With the recent news dominated by the sad death of the Queen and the self-inflicted economic mess that Liz Truss and Kwasi Kwarteng have created, there hasn’t been any significance news on the tax front, so I thought I would share with you some of the recent questions asked by clients and readers of the Blog.
This week’s selection:
- Can I claim for my garage as an office?
- Can I claim for new socks?
- Renovating a farmhouse
- Do I have to combine my businesses for VAT?
1. Can I claim for my garage as an office?
I am a plumber, working from home with two employees, plus my wife does the bookkeeping and office work. As we are desperately short of space in the house, I have fully converted our garage into an office, spending around £12k. Can I include the costs on my tax return?
The first question is whether the costs involved are revenue or capital spending. As the works are likely to last for years, I consider it to be capital spending which can be claimed as part of the Annual Investment Allowance, assuming there is no dual use. You do however have a potential CGT issue when you sell the property, especially if the conversion enhances the sale price of the house.
I’m a self-employed salesman and in my spare time, I’ve been investing in cryptocurrencies, bitcoin and the like. I regularly buy and sell different cryptocurrencies, largely for fun, but this year I have made a profit on my dealings and I’ve now been told by my broker that it will need to be declared on my tax return and my accountant will need to go through every transaction, some only for pence, to find out what my tax liability is. Is this absolutely necessary, as it’ll cost me a small fortune in additional accountancy fees?
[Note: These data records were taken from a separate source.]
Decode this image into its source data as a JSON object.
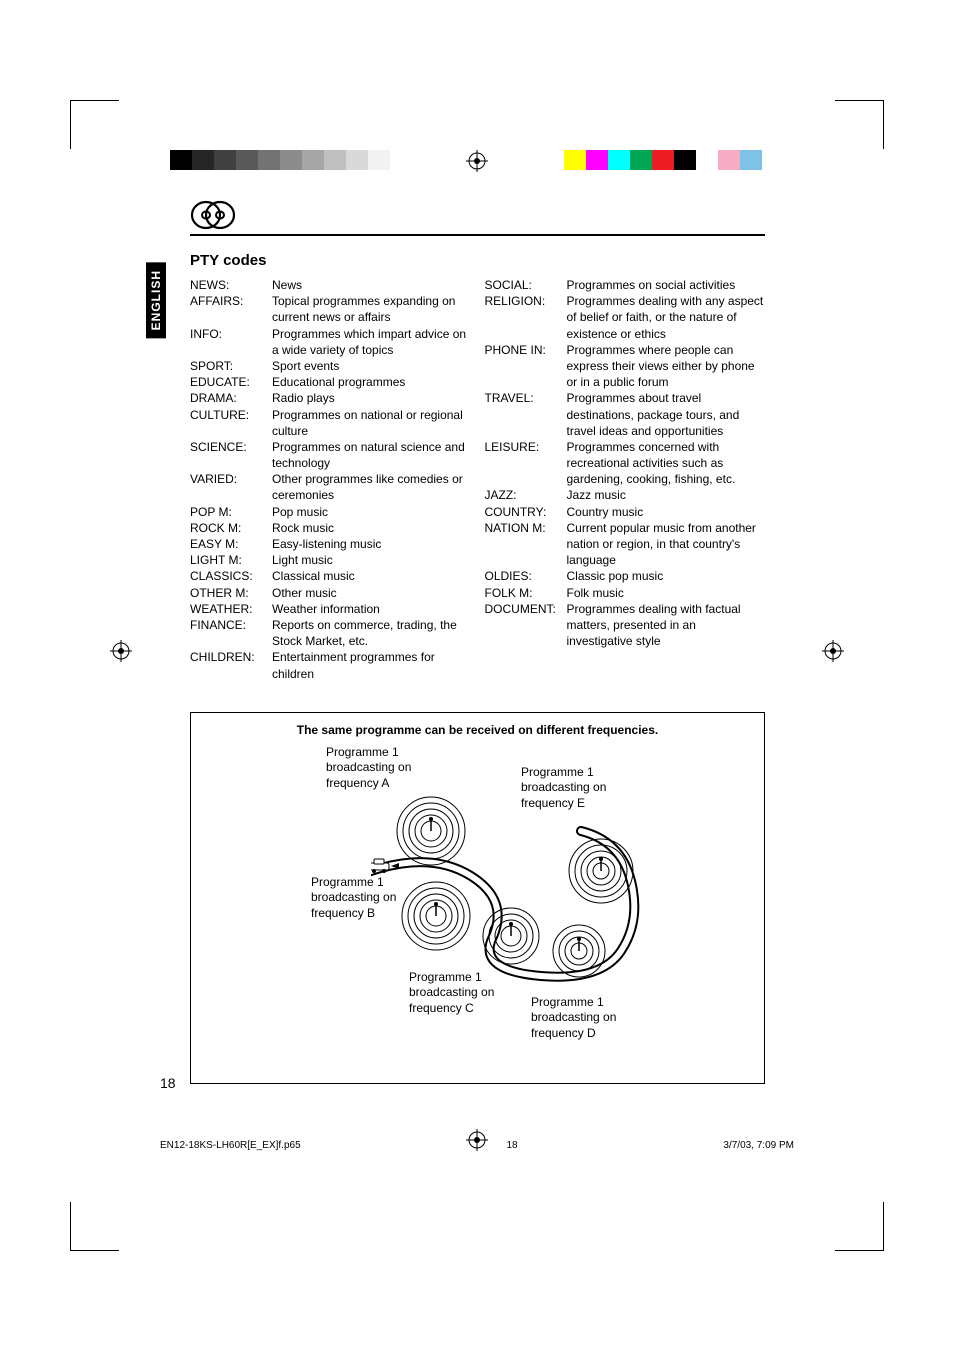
{
  "language_tab": "ENGLISH",
  "section_title": "PTY codes",
  "colors_left": [
    "#000000",
    "#262626",
    "#404040",
    "#595959",
    "#737373",
    "#8c8c8c",
    "#a6a6a6",
    "#bfbfbf",
    "#d9d9d9",
    "#f2f2f2"
  ],
  "colors_right": [
    "#ffff00",
    "#ff00ff",
    "#00ffff",
    "#00a651",
    "#ed1c24",
    "#000000",
    "#ffffff",
    "#f7adc6",
    "#7ec2e8",
    "#ffffff"
  ],
  "left_codes": [
    {
      "label": "NEWS:",
      "desc": "News"
    },
    {
      "label": "AFFAIRS:",
      "desc": "Topical programmes expanding on current news or affairs"
    },
    {
      "label": "INFO:",
      "desc": "Programmes which impart advice on a wide variety of topics"
    },
    {
      "label": "SPORT:",
      "desc": "Sport events"
    },
    {
      "label": "EDUCATE:",
      "desc": "Educational programmes"
    },
    {
      "label": "DRAMA:",
      "desc": "Radio plays"
    },
    {
      "label": "CULTURE:",
      "desc": "Programmes on national or regional culture"
    },
    {
      "label": "SCIENCE:",
      "desc": "Programmes on natural science and technology"
    },
    {
      "label": "VARIED:",
      "desc": "Other programmes like comedies or ceremonies"
    },
    {
      "label": "POP M:",
      "desc": "Pop music"
    },
    {
      "label": "ROCK M:",
      "desc": "Rock music"
    },
    {
      "label": "EASY M:",
      "desc": "Easy-listening music"
    },
    {
      "label": "LIGHT M:",
      "desc": "Light music"
    },
    {
      "label": "CLASSICS:",
      "desc": "Classical music"
    },
    {
      "label": "OTHER M:",
      "desc": "Other music"
    },
    {
      "label": "WEATHER:",
      "desc": "Weather information"
    },
    {
      "label": "FINANCE:",
      "desc": "Reports on commerce, trading, the Stock Market, etc."
    },
    {
      "label": "CHILDREN:",
      "desc": "Entertainment programmes for children"
    }
  ],
  "right_codes": [
    {
      "label": "SOCIAL:",
      "desc": "Programmes on social activities"
    },
    {
      "label": "RELIGION:",
      "desc": "Programmes dealing with any aspect of belief or faith, or the nature of existence or ethics"
    },
    {
      "label": "PHONE IN:",
      "desc": "Programmes where people can express their views either by phone or in a public forum"
    },
    {
      "label": "TRAVEL:",
      "desc": "Programmes about travel destinations, package tours, and travel ideas and opportunities"
    },
    {
      "label": "LEISURE:",
      "desc": "Programmes concerned with recreational activities such as gardening, cooking, fishing, etc."
    },
    {
      "label": "JAZZ:",
      "desc": "Jazz music"
    },
    {
      "label": "COUNTRY:",
      "desc": "Country music"
    },
    {
      "label": "NATION M:",
      "desc": "Current popular music from another nation or region, in that country's language"
    },
    {
      "label": "OLDIES:",
      "desc": "Classic pop music"
    },
    {
      "label": "FOLK M:",
      "desc": "Folk music"
    },
    {
      "label": "DOCUMENT:",
      "desc": "Programmes dealing with factual matters, presented in an investigative style"
    }
  ],
  "freq_title": "The same programme can be received on different frequencies.",
  "captions": {
    "a": "Programme 1\nbroadcasting on\nfrequency A",
    "b": "Programme 1\nbroadcasting on\nfrequency B",
    "c": "Programme 1\nbroadcasting on\nfrequency C",
    "d": "Programme 1\nbroadcasting on\nfrequency D",
    "e": "Programme 1\nbroadcasting on\nfrequency E"
  },
  "page_number": "18",
  "footer": {
    "file": "EN12-18KS-LH60R[E_EX]f.p65",
    "pg": "18",
    "date": "3/7/03, 7:09 PM"
  }
}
Strictly speaking, your broker is correct; however if you visit :- https://koinly.io/crypto-taxes-uk/ this is a free tax software site and you can import all the transactions into their software to obtain an overall profit or loss. The software has been approved by the leading accountancy bodies and therefore should be acceptable to your accountant.
3. Can I claim for new socks?
I am a subcontractor specialising in digging trenches for building foundations. With our weather, it can be a dirty smelly job and despite wearing waterproofs, I’m forever replacing my socks, can I claim for them?
I have every sympathy with your situation and accept that the life of your socks is likely to be shortened by the work that you do, but the rules are clear, unless they are clearly workwear, you can’t claim for them.
4. Renovating a farmhouse
I am a full-time working farmer and am renovating the farmhouse which I inherited from my parents, who spent very little on it during the 40 years they lived there. The work involves a rewire, replacement of the plumbing (inc. central heating), bathroom, external windows and doors, all of which were rotten. As the building is classified as business premises by my Local Authority, can I claim back the VAT on the works to be done and write off the balance against my income?
The VAT is straightforward, HMRC have published guidelines stating that 70% of the VAT incurred on the work done can be claimed as input tax. However, Income Tax is not so clear cut, as the rules state that only the proportion of the costs that is attributable to the business use of a farmhouse can be allowed against farming profits. But how do you measure what is attributable? If HMRC accept 70% for VAT, then it follows that it should allow the same percentage for Income Tax.
5. Do I have to combine my businesses for VAT?
I’m registered for VAT for my limited company which sells beauty products to nail salons over a 50-mile radius and I use a double garage at my home for storage and distribution. I also have a small town centre hair salon which is run as a separate sole trader business and is not VAT registered. I’ve been told that because the admin for both businesses is done at the salon premises, that I may have to combine them for VAT purposes. If this is the case, it will make the salon unprofitable; do you have any suggestions?
You haven’t said where the limited company is registered, but if it’s the same address as the salon you may have a problem because of shared expenses, such as the rent and premises utilities, which can get messy. Personally, I would leave the salon as it is and as your beauty products business is based at your home, I would make that the company’s registered address which should solve the issue.